Tucking her towel around her, she walked barefoot back to her locker and stared inside at the contents. Her mind drifted into an airy nothingness.
“You’re going to catch your death of cold standing around like that, Megan Ann. Get some clothes on!”
The sarcastic voice of the nurse wasn’t lost on her. It was one of the same RNs who had witnessed her sharp exchange with Gina outside the cafeteria.
“Thanks for giving a damn,” Megan Ann called out to the departing back.

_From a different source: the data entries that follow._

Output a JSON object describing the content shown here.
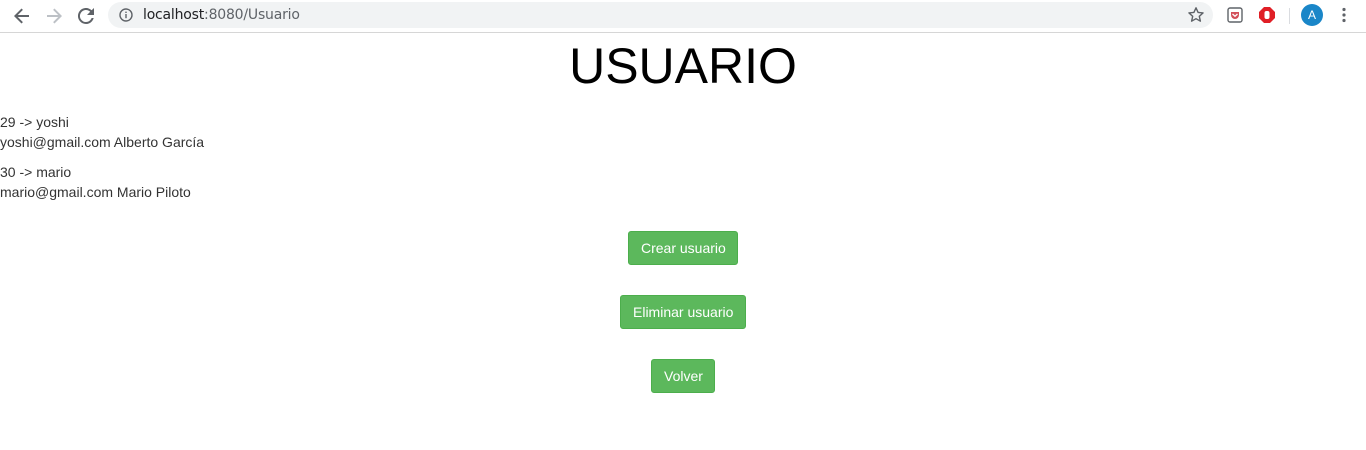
{
  "browser": {
    "url_host": "localhost",
    "url_rest": ":8080/Usuario",
    "avatar_letter": "A",
    "icons": [
      "back-arrow-icon",
      "forward-arrow-icon",
      "reload-icon",
      "info-icon",
      "star-icon",
      "pocket-extension-icon",
      "adblock-extension-icon",
      "chrome-menu-icon"
    ]
  },
  "page": {
    "title": "USUARIO",
    "users": [
      {
        "id_line": "29 -> yoshi",
        "detail_line": "yoshi@gmail.com Alberto García"
      },
      {
        "id_line": "30 -> mario",
        "detail_line": "mario@gmail.com Mario Piloto"
      }
    ],
    "buttons": {
      "crear": "Crear usuario",
      "eliminar": "Eliminar usuario",
      "volver": "Volver"
    }
  },
  "colors": {
    "button_green": "#5cb85c",
    "avatar_blue": "#1a86c8",
    "adblock_red": "#e01f26",
    "pocket_red": "#d3505a"
  }
}
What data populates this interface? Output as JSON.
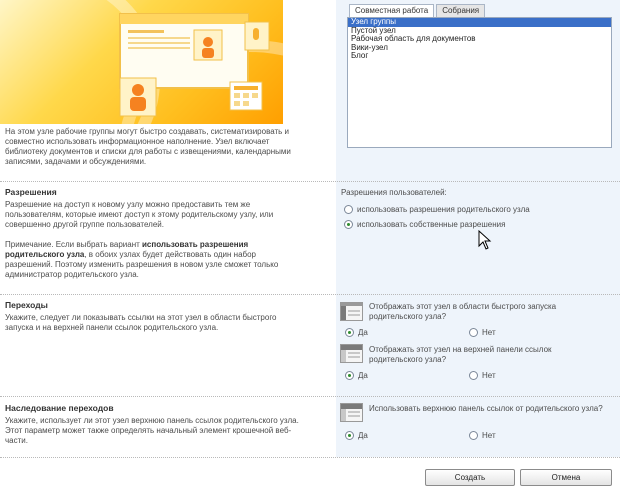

She re-tightened the towel around her and reached out to caress the moss green woolen dress she planned to wear on her date with Eddie St. George. She had plenty of time to get ready to meet him at The Hideaway around 5:00. Her shift had ended at 3:30 and she was using every minute to ready herself. There was no way she would go out with that man in grubby, day-old scrubs. The shower had refreshed her, but instead of getting dressed immediately, she stared again inside her locker, specifically at a blue nylon bag. Her stash.
No! Not now.
She hurried to get into her underwear, pulled the dress out, and worked her way into it. The soft material fell around her, but her mind remained on the vodka minis and Valium tabs inside the blue bag.
Three doctors had contributed to the large Valium vial, now crammed with two hundred pills – a safety net and her perfect solution for when she absolutely couldn’t stand her miserable life anymore.